In a Psychology Today article, he explains labeling as ‘a tool that humans use to resolve the impossible complexity of the environments we grapple to perceive.
Like so many human faculties, it’s adaptive and miraculous, but it also contributes to some of the deepest problems that face our species’.
Marketing
For decades, meat and dairy companies have capitalized vastly on marketing their products as animal friendly, healthy and even ‘natural’ or ‘sustainable’.
Happy cows and green pastures cover their marketing merchandise. Their widely televised and commercialized images, language, and labels popularize the belief that farm animals were made for – and are even happy to be – consumed as human food.
They even popularized the idea that milk creates healthier bones – a topic of heavy debate.
Scientists are now publishing studies that show a decalcifying effect of cow milk on human bones.
This mass-produced, and arguably ‘false’, marketing by the meat and dairy industry, plus the common phrases people grow up using about animal intelligence, all influence how we view animals in contrast to ourselves.
With that in mind, I ask you to acknowledge your own assumptions – the ones that perhaps lack evidence or are based on what you assumed was true but never researched – and try to read the next piece of information with a mentally clean slate.
After you do read it… think about how it feels to consider this new information with an open mind. Does it make you think differently about what food you eat, or the way you think about your pets?
Animals are Sentient
Scientists may not know to what extent animal sentience or consciousness expands, just as we’re still relatively unaware of the boundaries of our own consciousness.
However, we do know that they experience: love, affection, loyalty, sadness, pain, suffering, anxiety, stress (to name a few).
There is evidence to suggest that certain animals are even self-aware and have a proven ‘theory of mind’ – the ability to recognize that others have a sense of self as well.
This recognition is often measured by whether an animal can recognize it’s own ability to deceive another.
A study published in the Journal of Comparative Psychology stated that pigs do indeed ‘exhibit complex abilities to utilize and manipulate conspecifics to their advantage in social foraging situations’.
Cows
Cows that live alone have shown symptoms of loneliness and can develop behavioral issues without a friend to socialize with (read: The Science of Cow Friendship). Likewise, pigs have been know to develop deep affectionate bonds with humans and other animals.
Cows have shown exceptional signs of pain, sadness and anxiety when their calves are taken from them or when they have been treated violently.
Cows can also recognize humans and will exhibit fearful and stressed reactions when approached by humans who have previously beaten them… a clear sign of post-traumatic stress disorder.
With countless evidence that animals – in this case, farm animals – are sentient, why is there not more discourse on the ethical dilemma of using animals for human benefit?

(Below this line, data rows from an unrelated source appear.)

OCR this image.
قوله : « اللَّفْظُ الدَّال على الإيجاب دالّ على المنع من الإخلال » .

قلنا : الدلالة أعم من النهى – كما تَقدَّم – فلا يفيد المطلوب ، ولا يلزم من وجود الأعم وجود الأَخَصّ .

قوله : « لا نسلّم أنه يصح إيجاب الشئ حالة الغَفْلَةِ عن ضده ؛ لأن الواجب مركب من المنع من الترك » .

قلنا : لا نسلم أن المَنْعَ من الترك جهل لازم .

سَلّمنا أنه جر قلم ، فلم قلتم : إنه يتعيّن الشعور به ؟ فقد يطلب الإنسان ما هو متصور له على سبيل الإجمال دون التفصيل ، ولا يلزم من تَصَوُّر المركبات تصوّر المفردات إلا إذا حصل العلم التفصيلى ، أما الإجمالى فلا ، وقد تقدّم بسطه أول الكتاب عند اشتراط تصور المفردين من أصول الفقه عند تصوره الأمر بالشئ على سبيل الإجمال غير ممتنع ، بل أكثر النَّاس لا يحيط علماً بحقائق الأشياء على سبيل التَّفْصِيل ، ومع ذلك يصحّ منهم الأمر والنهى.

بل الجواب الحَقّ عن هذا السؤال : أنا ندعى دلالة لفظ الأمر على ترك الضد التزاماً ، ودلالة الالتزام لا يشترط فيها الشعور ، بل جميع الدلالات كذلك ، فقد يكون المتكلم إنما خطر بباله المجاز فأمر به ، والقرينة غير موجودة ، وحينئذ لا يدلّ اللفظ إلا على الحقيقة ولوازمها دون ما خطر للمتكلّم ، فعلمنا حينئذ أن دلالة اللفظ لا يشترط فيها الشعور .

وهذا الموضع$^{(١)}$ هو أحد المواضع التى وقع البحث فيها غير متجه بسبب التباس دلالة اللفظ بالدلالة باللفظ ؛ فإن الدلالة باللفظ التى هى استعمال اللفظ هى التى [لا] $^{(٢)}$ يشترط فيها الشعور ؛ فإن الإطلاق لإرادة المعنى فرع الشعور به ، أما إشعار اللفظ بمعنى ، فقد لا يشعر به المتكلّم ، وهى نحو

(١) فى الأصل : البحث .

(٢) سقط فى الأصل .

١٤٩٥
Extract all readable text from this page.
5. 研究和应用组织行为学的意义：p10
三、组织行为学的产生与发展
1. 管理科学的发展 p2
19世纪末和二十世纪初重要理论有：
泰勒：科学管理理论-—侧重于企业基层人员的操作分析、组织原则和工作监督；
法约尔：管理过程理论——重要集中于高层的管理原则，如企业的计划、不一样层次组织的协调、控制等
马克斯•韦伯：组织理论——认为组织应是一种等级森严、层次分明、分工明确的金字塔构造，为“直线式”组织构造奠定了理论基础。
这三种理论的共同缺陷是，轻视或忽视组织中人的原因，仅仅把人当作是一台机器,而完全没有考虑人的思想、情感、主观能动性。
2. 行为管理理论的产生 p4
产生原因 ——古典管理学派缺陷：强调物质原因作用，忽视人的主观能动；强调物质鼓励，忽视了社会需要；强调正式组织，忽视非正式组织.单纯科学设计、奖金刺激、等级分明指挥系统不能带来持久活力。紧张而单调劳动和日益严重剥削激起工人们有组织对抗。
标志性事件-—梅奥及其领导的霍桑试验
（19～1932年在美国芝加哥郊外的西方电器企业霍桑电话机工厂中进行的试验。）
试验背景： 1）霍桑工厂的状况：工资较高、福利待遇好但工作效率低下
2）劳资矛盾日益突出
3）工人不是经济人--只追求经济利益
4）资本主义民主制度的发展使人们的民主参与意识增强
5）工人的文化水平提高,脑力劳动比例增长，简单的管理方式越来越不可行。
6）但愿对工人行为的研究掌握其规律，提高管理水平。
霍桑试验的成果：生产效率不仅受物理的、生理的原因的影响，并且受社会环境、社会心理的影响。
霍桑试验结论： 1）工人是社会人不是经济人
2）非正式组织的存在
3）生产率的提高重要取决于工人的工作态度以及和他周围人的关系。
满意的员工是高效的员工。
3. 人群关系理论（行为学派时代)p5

The truth about their sentience is mounting, but regardless, humans all over the world continually use animals for various purposes; we train them to do our bidding or kill them to eat or wear.
Blind
Yet most people still don’t consider it exploitation, slavery or murder, which begs the question: when animals have shown cognitive ability and sensitivity comparative in measure to our own human experience, at what point do we stop considering ourselves so superior and start treating them fairly?
Ph.D Mark Bekoff states: “I’m frankly astounded that these data and many other findings about animal cognition and animal emotions have been ignored by those who decide on regulations about the use and abuse of other animals.”
Why wouldn’t we be astounded too? Corporations would rather have their consumers blind to their own impact on the lives of sentient creatures, than risk losing profit.
Is that not greed, corruption, censorship?